この記録は学術発表ではありません。大正6年生まれのお祖母さんが、思い出してはとつとつと語ってくれた家伝、400年前、別れ別れになった子孫たちが再会し、ようやくつながってきた歴史、あの日、大坂夏の陣の物語です。

越後、村上茶の起源

祖母が話していた、宇治茶の話である。

大坂城から逃れた、速水守久の三男保久、四男貞久、そして四男の母(守久側室)は、数名の家臣と供に、茶畑が一面に広がる、京都山城国の、とある農家に落ち延び、宇治村に隠生した。徳川の豊臣狩りから身を守るために、守久の旧知の庄屋にかくまわれたのである。普段、茶畑は、人の気配をかき消してしまえるほど、ひっそりとした場所なのである。

京都山城国は、太閤秀吉が死去する間際まで、速水守久が、豊臣検地奉行として出入りしていた土地、宇治茶の名産地である。守久の書状をもって、母子は城落ちしたのであろう。

さて、大坂の役三年後、速水守久の遺族母子を受け入れた、堀丹後守直竒なのだが、殆ど原野であった長岡の地を、長岡と名付け、1616年、長岡藩を立藩、築城と城下町の整備を行ったのである。新潟港の整備も行い、交易時の諸税を免除し、人口増加に伴う、新潟古町の整備をし、新潟町の基礎を作ってくれた。新潟の歴史で語り継がれるべき、とても重要な人物である。

1618年、長岡城も完成しないというのに、堀直竒は、将軍徳川秀忠より、向こう三年間、佐渡金山の採掘権を譲渡され、村上藩主に転封させられる。まさにこの年に、堀直竒は、京都へ使者を出し、隠生していた速水守久の遺児二人とその母を探し出して、村上城へ迎え入れているのである。

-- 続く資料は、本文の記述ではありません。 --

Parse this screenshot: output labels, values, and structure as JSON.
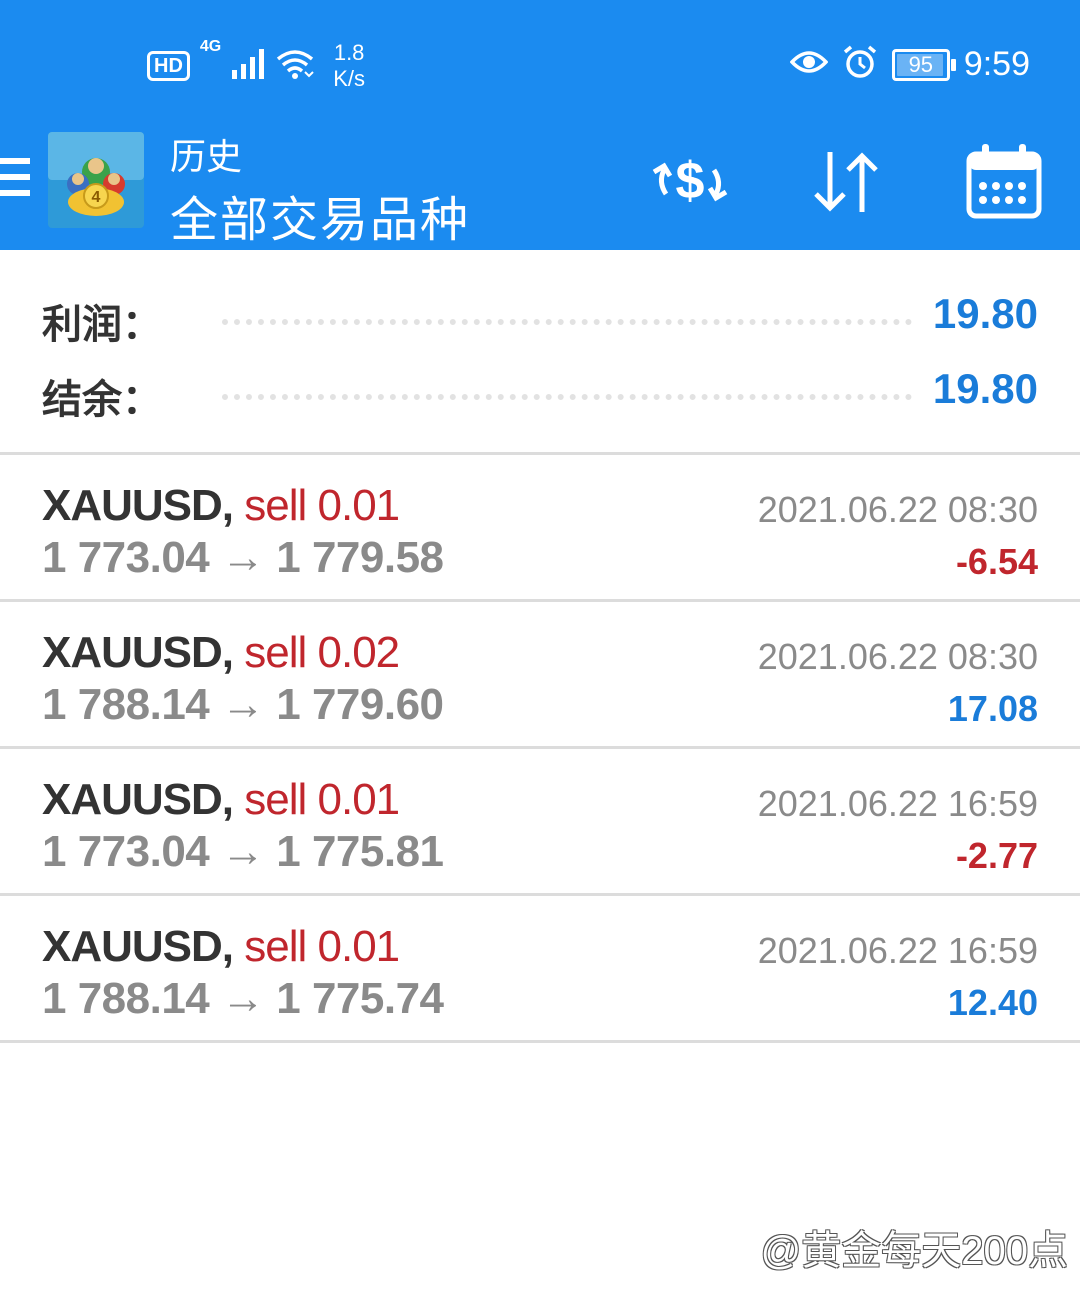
{
  "status_bar": {
    "hd": "HD",
    "network_type": "4G",
    "speed_value": "1.8",
    "speed_unit": "K/s",
    "battery": "95",
    "time": "9:59",
    "icons": [
      "signal-icon",
      "wifi-icon",
      "eye-icon",
      "alarm-icon",
      "battery-icon"
    ]
  },
  "toolbar": {
    "subtitle": "历史",
    "title": "全部交易品种",
    "icons": [
      "menu-icon",
      "app-logo",
      "dollar-exchange-icon",
      "sort-icon",
      "calendar-icon"
    ]
  },
  "summary": {
    "profit_label": "利润：",
    "profit_value": "19.80",
    "balance_label": "结余：",
    "balance_value": "19.80"
  },
  "deals": [
    {
      "symbol": "XAUUSD,",
      "side": "sell 0.01",
      "open": "1 773.04",
      "arrow": "→",
      "close": "1 779.58",
      "time": "2021.06.22 08:30",
      "profit": "-6.54"
    },
    {
      "symbol": "XAUUSD,",
      "side": "sell 0.02",
      "open": "1 788.14",
      "arrow": "→",
      "close": "1 779.60",
      "time": "2021.06.22 08:30",
      "profit": "17.08"
    },
    {
      "symbol": "XAUUSD,",
      "side": "sell 0.01",
      "open": "1 773.04",
      "arrow": "→",
      "close": "1 775.81",
      "time": "2021.06.22 16:59",
      "profit": "-2.77"
    },
    {
      "symbol": "XAUUSD,",
      "side": "sell 0.01",
      "open": "1 788.14",
      "arrow": "→",
      "close": "1 775.74",
      "time": "2021.06.22 16:59",
      "profit": "12.40"
    }
  ],
  "watermark": "@黄金每天200点",
  "colors": {
    "header": "#1b8bf0",
    "positive": "#1a7cd9",
    "negative": "#c0262d",
    "muted": "#8a8a8a"
  }
}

速水守久の遺児二人とその母は、速水家の数名の家臣を引き連れて、堀家家臣に守られて、京都から越後村上まで、大八車での長旅であったそうだ。古田織部の弟子でもあった守久大名家は、いつも大坂城の自邸でお茶を点てていたし、城落ちした後もお茶が身近にあり、生活の一部であった。越後へ下れば、お薄(お抹茶)がない生活が待っている、せめて『茶の種』を、定住の地で植えたいと、世話になった庄屋から譲り受け、このとき、宇治から隠密に持ち出すことができたのである。

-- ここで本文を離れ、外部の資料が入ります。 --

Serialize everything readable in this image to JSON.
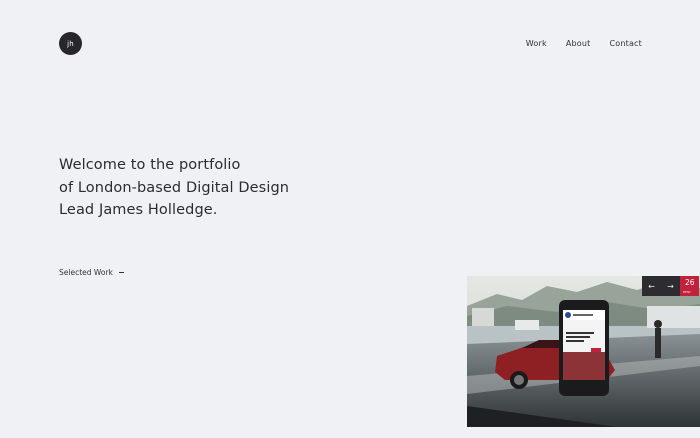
{
  "header": {
    "logo_text": "jh",
    "nav": [
      {
        "label": "Work"
      },
      {
        "label": "About"
      },
      {
        "label": "Contact"
      }
    ]
  },
  "hero": {
    "lines": [
      "Welcome to the portfolio",
      "of London-based Digital Design",
      "Lead James Holledge."
    ]
  },
  "selected_work": {
    "label": "Selected Work"
  },
  "slider": {
    "prev_icon": "arrow-left-icon",
    "next_icon": "arrow-right-icon",
    "prev_glyph": "←",
    "next_glyph": "→",
    "counter": "26",
    "counter_label": "BMW",
    "accent_color": "#c0213b",
    "control_color": "#2d2d31"
  },
  "colors": {
    "background": "#f0f1f5",
    "text": "#2a2a2e",
    "logo_bg": "#27272b"
  }
}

1618年といえば、大坂夏の陣が終わったばかりで、まだ徳川政権が固まっていない時である。宇治茶、紅花、焼き物(陶器)及び、秘伝薬などの主要産物は、藩外持ち出し禁止令で縛れていた。『宇治茶の種及び苗木』は他藩へ出回ることはなかった品なのである。

村上城内で、守久母子によって密かに栽培された『宇治茶』は、幸運にも発芽し、冬越えができ、成長した。その後、堀直竒の村上地域産業促進事業の一つとして、城下の庄屋へ茶の苗が分け与えられ、『日本最北の宇治茶』として、『村上茶』が誕生したのである。